Таковой оставалась логика художественного развития и в послевоенную эпоху. Доказательству этого и был посвящен выставочный проект «Берлин – Москва» / «Москва – Берлин», в котором мне довелось участвовать. Концепция проекта строилась на двух положениях. Во-первых, на идее, что европейская и мировая художественная культура второй половины ХХ века неизменно сохраняли свое единство вопреки барьерам и отсутствию прямых связей, которые были характерны для первой половины века. Мир, хоть и расколотый на две противостоящие друг другу половины, продолжал жить общими идеями, и даже холодная война была не чем иным, как формой хоть и конфронтационного, но диалога. Во-вторых, важно было показать, что отличия между противостоящими друг другу системами не делили мир на современность и не-современность. А ведь именно это и пытался в пылу противостояния вменить друг другу каждый из враждующих лагерей, именно в это до сих пор склонны верить наследники идеологий минувшего века. «Москва – Берлин» попыталась перешагнуть через оппозицию либеральной и социалистической культуры и показать, что и та, и другая – опыт современности, две ее версии.
Однако сам тезис о существовании разных современностей есть симптом дискурса, который в классическую концепцию современности вписать уже невозможно, – хотя бы потому, что он возник как прямая полемика с базовой для modernity идеей единой модели мира. Еще до того, как в полемику с западно-либеральной парадигмой современности вступили выходцы из посткоммунистического мира (вступили, надо сказать, робко, до сих пор так и не выстроив серьезной критической теории), эта парадигма была подвергнута убедительной деконструкции в так называемой постколониальной критике. Именно теоретики бывших западных колоний показали, что попытка западного мира приписать себе исключительное право на современность, вменив другим либо частичную к ней причастность, либо же отказав им в ней полностью, есть не что иное, как форма сохранения колониального господства в эпоху, когда формально-юридически колониальная система прекратила свое существование. Ведь невписанность субъекта в современность является признаком его субъектной неполноценности, «субалтерности» (то есть, в постколониальной терминологии, подчиненности). Отсюда происходят и ответные попытки постколониальных стран оспорить свою мнимую непричастность к современности, представить свой опыт как пример иной, самобытной, но все-таки неоспоримой современности. Эту работу в академической теории проделали Эдвард Саид, Хоми Баба, Гаятри Спивак, Арджун Аппадураи и многие другие. На территории кураторской практики первыми критиками идеи «моносовременности» были Олу Огуибе, Сала Хасан, а также Окви Энвейзор и Сарат Махарадж (в частности, в их совместном проекте «Документы XI»).

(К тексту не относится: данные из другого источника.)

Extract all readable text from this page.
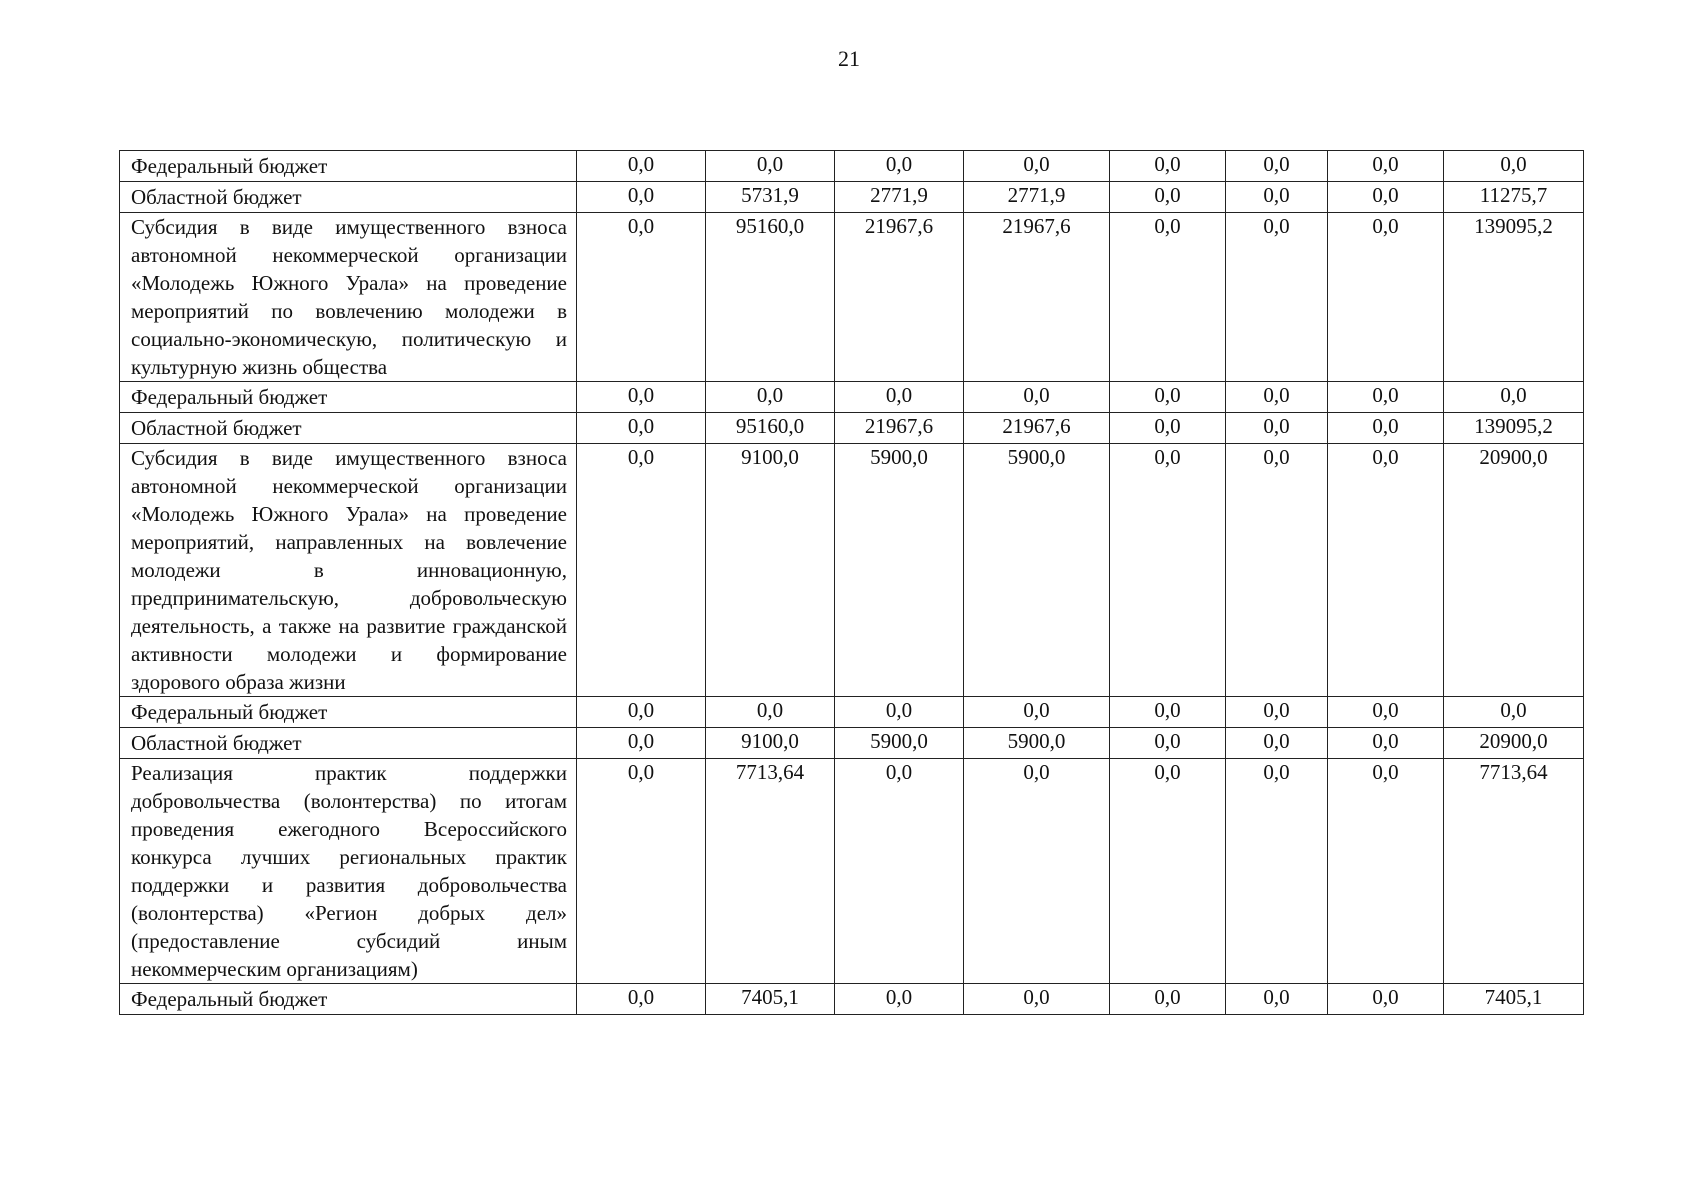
21
Федеральный бюджет	0,0	0,0	0,0	0,0	0,0	0,0	0,0	0,0
Областной бюджет	0,0	5731,9	2771,9	2771,9	0,0	0,0	0,0	11275,7
Субсидия в виде имущественного взноса автономной некоммерческой организации «Молодежь Южного Урала» на проведение мероприятий по вовлечению молодежи в социально-экономическую, политическую и культурную жизнь общества	0,0	95160,0	21967,6	21967,6	0,0	0,0	0,0	139095,2
Федеральный бюджет	0,0	0,0	0,0	0,0	0,0	0,0	0,0	0,0
Областной бюджет	0,0	95160,0	21967,6	21967,6	0,0	0,0	0,0	139095,2
Субсидия в виде имущественного взноса автономной некоммерческой организации «Молодежь Южного Урала» на проведение мероприятий, направленных на вовлечение молодежи в инновационную, предпринимательскую, добровольческую деятельность, а также на развитие гражданской активности молодежи и формирование здорового образа жизни	0,0	9100,0	5900,0	5900,0	0,0	0,0	0,0	20900,0
Федеральный бюджет	0,0	0,0	0,0	0,0	0,0	0,0	0,0	0,0
Областной бюджет	0,0	9100,0	5900,0	5900,0	0,0	0,0	0,0	20900,0
Реализация практик поддержки добровольчества (волонтерства) по итогам проведения ежегодного Всероссийского конкурса лучших региональных практик поддержки и развития добровольчества (волонтерства) «Регион добрых дел» (предоставление субсидий иным некоммерческим организациям)	0,0	7713,64	0,0	0,0	0,0	0,0	0,0	7713,64
Федеральный бюджет	0,0	7405,1	0,0	0,0	0,0	0,0	0,0	7405,1
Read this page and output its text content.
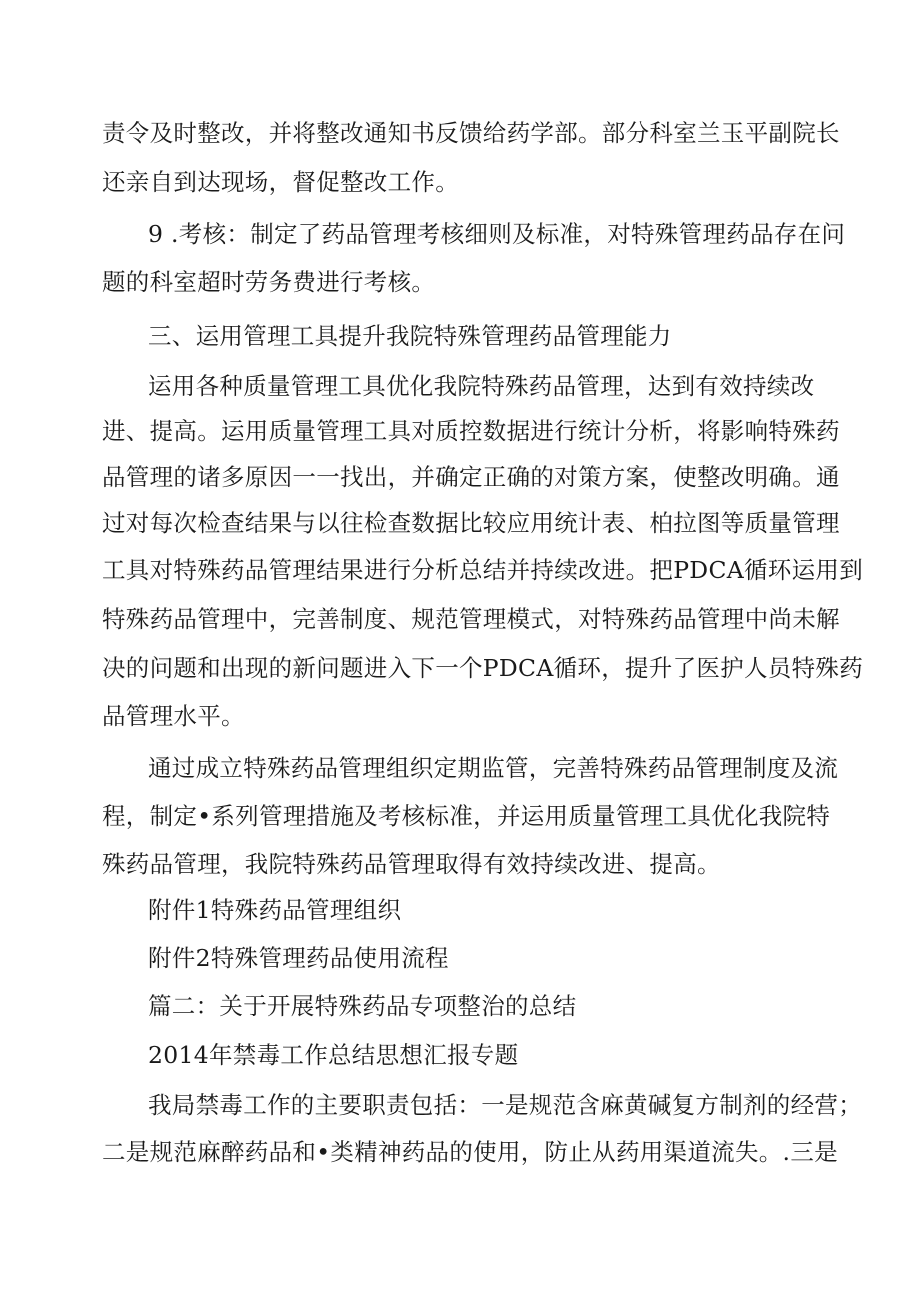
责令及时整改，并将整改通知书反馈给药学部。部分科室兰玉平副院长
还亲自到达现场，督促整改工作。
9 .考核：制定了药品管理考核细则及标准，对特殊管理药品存在问
题的科室超时劳务费进行考核。
三、运用管理工具提升我院特殊管理药品管理能力
运用各种质量管理工具优化我院特殊药品管理，达到有效持续改
进、提高。运用质量管理工具对质控数据进行统计分析，将影响特殊药
品管理的诸多原因一一找出，并确定正确的对策方案，使整改明确。通
过对每次检查结果与以往检查数据比较应用统计表、柏拉图等质量管理
工具对特殊药品管理结果进行分析总结并持续改进。把PDCA循环运用到
特殊药品管理中，完善制度、规范管理模式，对特殊药品管理中尚未解
决的问题和出现的新问题进入下一个PDCA循环，提升了医护人员特殊药
品管理水平。
通过成立特殊药品管理组织定期监管，完善特殊药品管理制度及流
程，制定•系列管理措施及考核标准，并运用质量管理工具优化我院特
殊药品管理，我院特殊药品管理取得有效持续改进、提高。
附件1特殊药品管理组织
附件2特殊管理药品使用流程
篇二：关于开展特殊药品专项整治的总结
2014年禁毒工作总结思想汇报专题
我局禁毒工作的主要职责包括：一是规范含麻黄碱复方制剂的经营；
二是规范麻醉药品和•类精神药品的使用，防止从药用渠道流失。.三是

Важно при этом оговорить, что постколониальная, а за ней и посткоммунистическая дискуссия есть свидетельство того, что эпоха интернационального мира кончилась, сменившись эпохой мира глобального. Ведь глобализация наступает тогда, когда интернациональные общественные и культурные модели завершают свое шествие по миру: теперь все чувствуют причастность к ним и начинают настаивать на своем праве на их оригинальное использование. Как мы уже говорили, приводя в пример современное искусство, главная проблема сегодня не сводится к тому, насколько оправданны притязания на современность локальных художественных практик. Сегодня вопрос звучит так: кто определяет статус этого искусства, кто выносит ему оценку? Повторим еще раз: одна из основных особенностей глобализации – это то, что культурные и художественные вопросы стали политическими.

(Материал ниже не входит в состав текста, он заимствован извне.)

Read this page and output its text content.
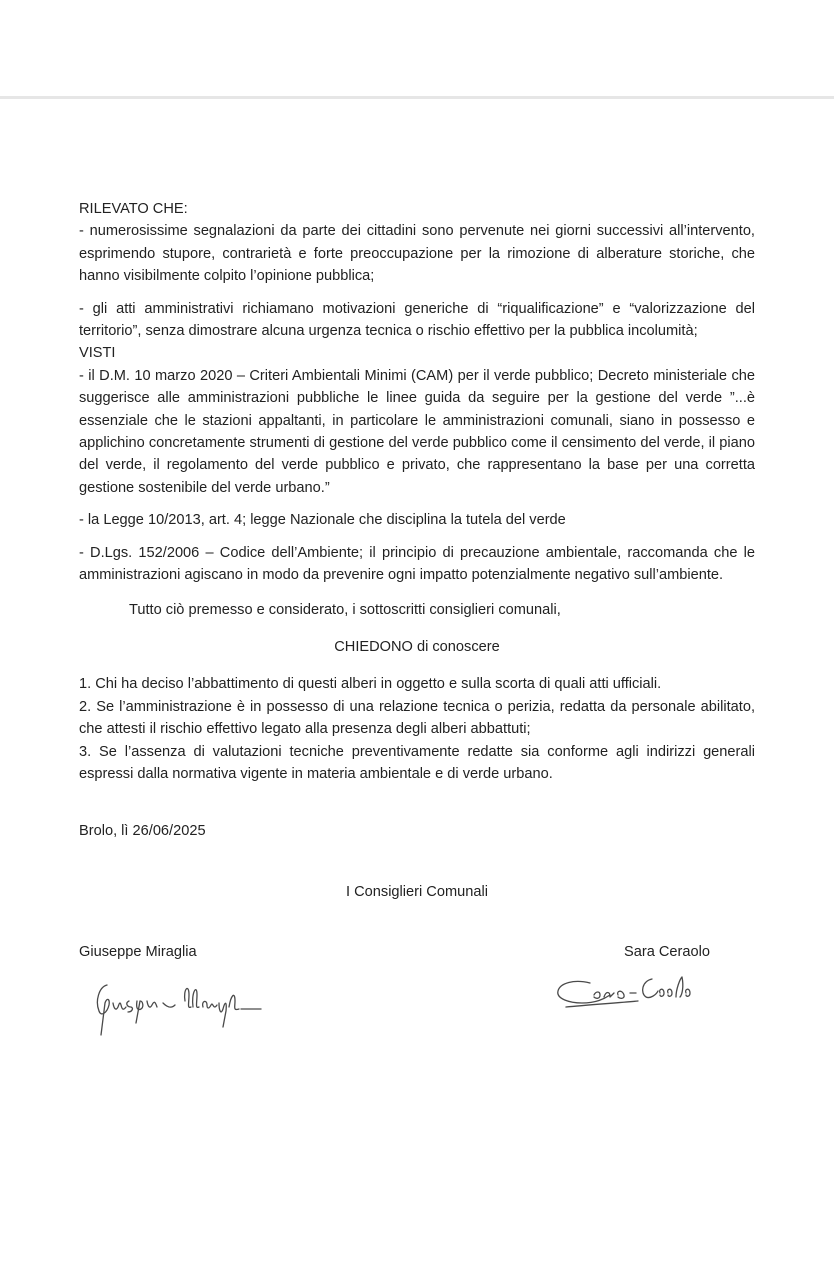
RILEVATO CHE:

- numerosissime segnalazioni da parte dei cittadini sono pervenute nei giorni successivi all’intervento, esprimendo stupore, contrarietà e forte preoccupazione per la rimozione di alberature storiche, che hanno visibilmente colpito l’opinione pubblica;

- gli atti amministrativi richiamano motivazioni generiche di “riqualificazione” e “valorizzazione del territorio”, senza dimostrare alcuna urgenza tecnica o rischio effettivo per la pubblica incolumità;

VISTI

- il D.M. 10 marzo 2020 – Criteri Ambientali Minimi (CAM) per il verde pubblico; Decreto ministeriale che suggerisce alle amministrazioni pubbliche le linee guida da seguire per la gestione del verde ”...è essenziale che le stazioni appaltanti, in particolare le amministrazioni comunali, siano in possesso e applichino concretamente strumenti di gestione del verde pubblico come il censimento del verde, il piano del verde, il regolamento del verde pubblico e privato, che rappresentano la base per una corretta gestione sostenibile del verde urbano.”

- la Legge 10/2013, art. 4; legge Nazionale che disciplina la tutela del verde

- D.Lgs. 152/2006 – Codice dell’Ambiente; il principio di precauzione ambientale, raccomanda che le amministrazioni agiscano in modo da prevenire ogni impatto potenzialmente negativo sull’ambiente.

Tutto ciò premesso e considerato, i sottoscritti consiglieri comunali,

CHIEDONO di conoscere

1. Chi ha deciso l’abbattimento di questi alberi in oggetto e sulla scorta di quali atti ufficiali.

2. Se l’amministrazione è in possesso di una relazione tecnica o perizia, redatta da personale abilitato, che attesti il rischio effettivo legato alla presenza degli alberi abbattuti;

3. Se l’assenza di valutazioni tecniche preventivamente redatte sia conforme agli indirizzi generali espressi dalla normativa vigente in materia ambientale e di verde urbano.

Brolo, lì 26/06/2025

I Consiglieri Comunali

Giuseppe Miraglia	Sara Ceraolo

1990-е годы: период экономической глобализации
Мне трудно решиться на развернутое описание и определение глобализации. Сегодня эта проблематика дала в общественных науках жизнь многим авторским концепциям и теоретическим школам, обросла множеством текстов. Отсылаю за этим к переведенным на русский язык книгам Ульриха Бека, Зигмунта Баумана, Энтони Гидденса и др. Постараюсь, однако, обратить внимание на те черты глобализации, с которыми на этапе первого ее десятилетия, в 1990-е годы, художественному миру пришлось столкнуться в первую очередь.